Da sie das unqualifizierte Herumspekulieren wohl hauptberuflich betreiben, möchte ich die Genoss*innen nunmehr ein wenig über meine Meinung zum Gedenken erhellen:
Ein jeder Mensch, der durch die faschistischen Kräfte ermordet wurde, ist ein im Überlebenskampf Gefallener!
Ein jeder Mensch, der ermordet wurde, ist, trotz aller Schmach durch die ekelerregende Gewalt, ein würdevoller Toter, der für immer einen festen Platz in unserem Herzen hat. Der Todeskult der staatlichen Gewaltherrschaft, führt zum Hass auf das freie Leben und deshalb morden Polizisten, Faschisten und andere Knechte der Macht. Die vermeintliche oder tatsächliche Weigerung der Gefallenen sich der kapitalistischen Todesmaschinerie zu unterwerfen, wird von den offiziellen Staatsbütteln oder der regierungskritischen Faschosoldateska als eine gesellschaftszersetzende Unverschämtheit gedeutet und prompt mit dem Tode bestraft [1].

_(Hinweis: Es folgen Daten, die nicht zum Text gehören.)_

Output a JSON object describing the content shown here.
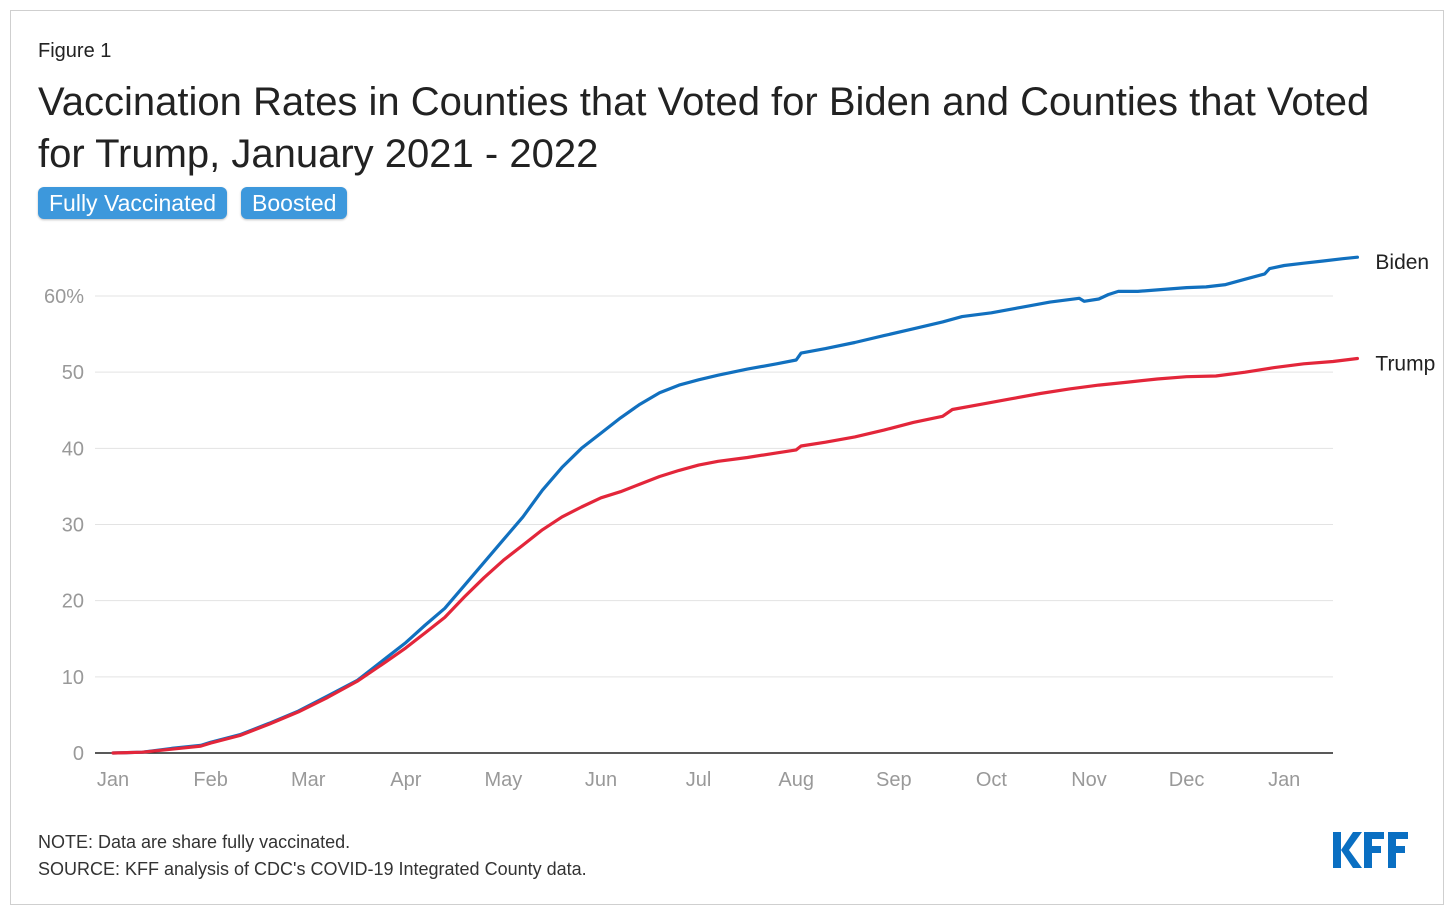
{
  "figure_label": "Figure 1",
  "tabs": [
    {
      "label": "Fully Vaccinated"
    },
    {
      "label": "Boosted"
    }
  ],
  "notes": {
    "note": "NOTE: Data are share fully vaccinated.",
    "source": "SOURCE: KFF analysis of CDC's COVID-19 Integrated County data."
  },
  "logo": {
    "text": "KFF",
    "color": "#0a6fc2"
  },
  "colors": {
    "biden": "#1170bf",
    "trump": "#e3263a",
    "grid": "#e3e3e3",
    "axis": "#222222",
    "tick": "#999999"
  },
  "chart_data": {
    "type": "line",
    "title": "Vaccination Rates in Counties that Voted for Biden and Counties that Voted for Trump, January 2021 - 2022",
    "xlabel": "",
    "ylabel": "",
    "ylim": [
      0,
      60
    ],
    "yticks": [
      {
        "value": 0,
        "label": "0"
      },
      {
        "value": 10,
        "label": "10"
      },
      {
        "value": 20,
        "label": "20"
      },
      {
        "value": 30,
        "label": "30"
      },
      {
        "value": 40,
        "label": "40"
      },
      {
        "value": 50,
        "label": "50"
      },
      {
        "value": 60,
        "label": "60%"
      }
    ],
    "xticks": [
      "Jan",
      "Feb",
      "Mar",
      "Apr",
      "May",
      "Jun",
      "Jul",
      "Aug",
      "Sep",
      "Oct",
      "Nov",
      "Dec",
      "Jan"
    ],
    "x_unit": "months since Jan 2021",
    "grid": true,
    "legend": "end-of-line labels",
    "series": [
      {
        "name": "Biden",
        "color": "#1170bf",
        "points": [
          [
            0,
            0
          ],
          [
            0.3,
            0.1
          ],
          [
            0.6,
            0.6
          ],
          [
            0.9,
            1.0
          ],
          [
            1.0,
            1.4
          ],
          [
            1.3,
            2.4
          ],
          [
            1.6,
            3.9
          ],
          [
            1.9,
            5.5
          ],
          [
            2.2,
            7.5
          ],
          [
            2.5,
            9.5
          ],
          [
            2.8,
            12.5
          ],
          [
            3.0,
            14.5
          ],
          [
            3.2,
            16.8
          ],
          [
            3.4,
            19.0
          ],
          [
            3.6,
            22.0
          ],
          [
            3.8,
            25.0
          ],
          [
            4.0,
            28.0
          ],
          [
            4.2,
            31.0
          ],
          [
            4.4,
            34.5
          ],
          [
            4.6,
            37.5
          ],
          [
            4.8,
            40.0
          ],
          [
            5.0,
            42.0
          ],
          [
            5.2,
            44.0
          ],
          [
            5.4,
            45.8
          ],
          [
            5.6,
            47.3
          ],
          [
            5.8,
            48.3
          ],
          [
            6.0,
            49.0
          ],
          [
            6.2,
            49.6
          ],
          [
            6.5,
            50.4
          ],
          [
            6.8,
            51.1
          ],
          [
            7.0,
            51.6
          ],
          [
            7.05,
            52.5
          ],
          [
            7.3,
            53.1
          ],
          [
            7.6,
            53.9
          ],
          [
            7.9,
            54.8
          ],
          [
            8.2,
            55.7
          ],
          [
            8.5,
            56.6
          ],
          [
            8.7,
            57.3
          ],
          [
            9.0,
            57.8
          ],
          [
            9.3,
            58.5
          ],
          [
            9.6,
            59.2
          ],
          [
            9.9,
            59.7
          ],
          [
            9.95,
            59.3
          ],
          [
            10.1,
            59.6
          ],
          [
            10.2,
            60.2
          ],
          [
            10.3,
            60.6
          ],
          [
            10.5,
            60.6
          ],
          [
            10.8,
            60.9
          ],
          [
            11.0,
            61.1
          ],
          [
            11.2,
            61.2
          ],
          [
            11.4,
            61.5
          ],
          [
            11.6,
            62.2
          ],
          [
            11.8,
            62.9
          ],
          [
            11.85,
            63.6
          ],
          [
            12.0,
            64.0
          ],
          [
            12.2,
            64.3
          ],
          [
            12.4,
            64.6
          ],
          [
            12.6,
            64.9
          ],
          [
            12.75,
            65.1
          ]
        ]
      },
      {
        "name": "Trump",
        "color": "#e3263a",
        "points": [
          [
            0,
            0
          ],
          [
            0.3,
            0.1
          ],
          [
            0.6,
            0.5
          ],
          [
            0.9,
            0.9
          ],
          [
            1.0,
            1.3
          ],
          [
            1.3,
            2.3
          ],
          [
            1.6,
            3.8
          ],
          [
            1.9,
            5.4
          ],
          [
            2.2,
            7.3
          ],
          [
            2.5,
            9.4
          ],
          [
            2.8,
            12.0
          ],
          [
            3.0,
            13.8
          ],
          [
            3.2,
            15.8
          ],
          [
            3.4,
            17.8
          ],
          [
            3.6,
            20.5
          ],
          [
            3.8,
            23.0
          ],
          [
            4.0,
            25.3
          ],
          [
            4.2,
            27.3
          ],
          [
            4.4,
            29.3
          ],
          [
            4.6,
            31.0
          ],
          [
            4.8,
            32.3
          ],
          [
            5.0,
            33.5
          ],
          [
            5.2,
            34.3
          ],
          [
            5.4,
            35.3
          ],
          [
            5.6,
            36.3
          ],
          [
            5.8,
            37.1
          ],
          [
            6.0,
            37.8
          ],
          [
            6.2,
            38.3
          ],
          [
            6.5,
            38.8
          ],
          [
            6.8,
            39.4
          ],
          [
            7.0,
            39.8
          ],
          [
            7.05,
            40.3
          ],
          [
            7.3,
            40.8
          ],
          [
            7.6,
            41.5
          ],
          [
            7.9,
            42.4
          ],
          [
            8.2,
            43.4
          ],
          [
            8.5,
            44.2
          ],
          [
            8.6,
            45.1
          ],
          [
            8.9,
            45.8
          ],
          [
            9.2,
            46.5
          ],
          [
            9.5,
            47.2
          ],
          [
            9.8,
            47.8
          ],
          [
            10.1,
            48.3
          ],
          [
            10.4,
            48.7
          ],
          [
            10.7,
            49.1
          ],
          [
            11.0,
            49.4
          ],
          [
            11.3,
            49.5
          ],
          [
            11.6,
            50.0
          ],
          [
            11.9,
            50.6
          ],
          [
            12.2,
            51.1
          ],
          [
            12.5,
            51.4
          ],
          [
            12.75,
            51.8
          ]
        ]
      }
    ]
  }
}
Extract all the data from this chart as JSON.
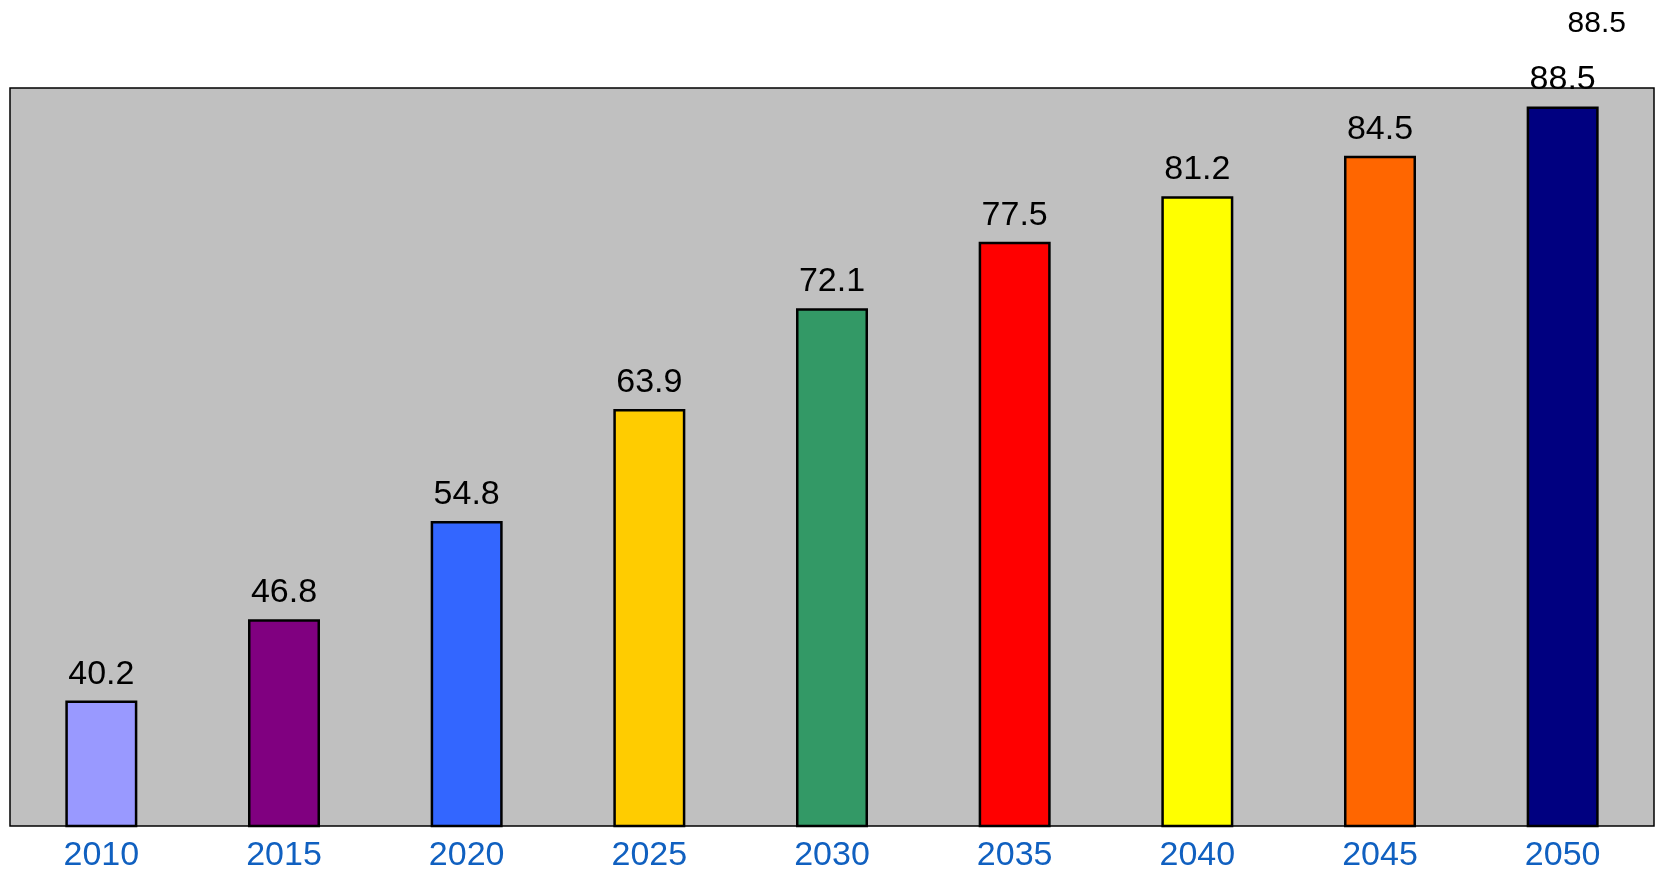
{
  "chart_data": {
    "type": "bar",
    "categories": [
      "2010",
      "2015",
      "2020",
      "2025",
      "2030",
      "2035",
      "2040",
      "2045",
      "2050"
    ],
    "values": [
      40.2,
      46.8,
      54.8,
      63.9,
      72.1,
      77.5,
      81.2,
      84.5,
      88.5
    ],
    "colors": [
      "#9999ff",
      "#800080",
      "#3366ff",
      "#ffcc00",
      "#339966",
      "#ff0000",
      "#ffff00",
      "#ff6600",
      "#000080"
    ],
    "ylim": [
      30,
      90
    ],
    "tick_labels": "x",
    "data_labels": true,
    "grid": false,
    "annotations": [
      "88.5"
    ]
  }
}
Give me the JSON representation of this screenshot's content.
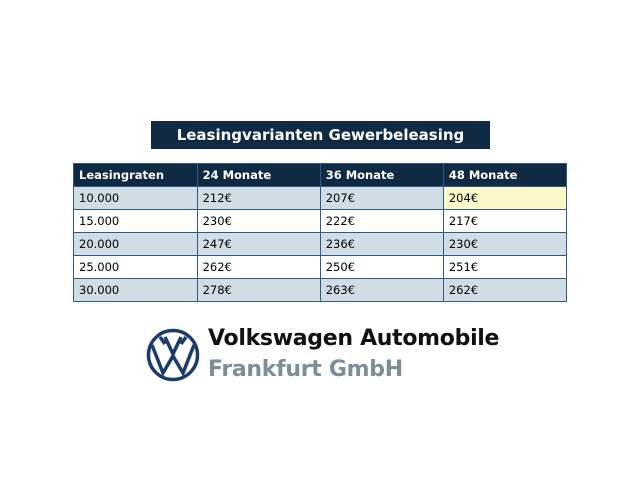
{
  "title": "Leasingvarianten Gewerbeleasing",
  "table": {
    "headers": [
      "Leasingraten",
      "24 Monate",
      "36 Monate",
      "48 Monate"
    ],
    "rows": [
      [
        "10.000",
        "212€",
        "207€",
        "204€"
      ],
      [
        "15.000",
        "230€",
        "222€",
        "217€"
      ],
      [
        "20.000",
        "247€",
        "236€",
        "230€"
      ],
      [
        "25.000",
        "262€",
        "250€",
        "251€"
      ],
      [
        "30.000",
        "278€",
        "263€",
        "262€"
      ]
    ],
    "highlighted_cell": "204€"
  },
  "brand": {
    "line1": "Volkswagen Automobile",
    "line2": "Frankfurt GmbH",
    "logo": "vw-logo-icon"
  },
  "colors": {
    "header": "#112a44",
    "stripe": "#d0dde5",
    "highlight": "#fdf8c8",
    "logo": "#1c3a6b"
  }
}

In ihrem Überlebenskampf gegen die Todesmaschinerie sind unsere Geschwister alle gleich.
Alle Gefallenen sind gleich wichtig. Ihr Tod ist immer eine Tragödie, Teil des grausamen Dramas, dass sich „zivilisiertes“ Leben nennt. Der Todeskampf des Christos Kassimis, nachdem er durch einen Schusswechsel mit der Polizei am Boden liegend verblutete, ist kein anderer gewesen, als der Todeskampf des Alberto Adriano, der von den feigen Betbrüdern des germanischen Idiotenkults zu Tode getreten wurde. Alle Gefallenen sind gleich viel wert und eine Hierarchie der Kämpfe aufzumachen liegt mir ganz und gar fern.
Es ist die gleiche Angst, der gleiche verzweifelte Hilfeschrei, die Fred Hampton und Oury Jalloh in den letzten Sekunden ihres Lebens vereinigten.
Im Tod sind wir alle gleich.
Im Leben sind wir Alle individuell, doch sind wir immer gleich viel wert, auch wenn wir ganz unterschiedliche Lebenserfahrungen machen.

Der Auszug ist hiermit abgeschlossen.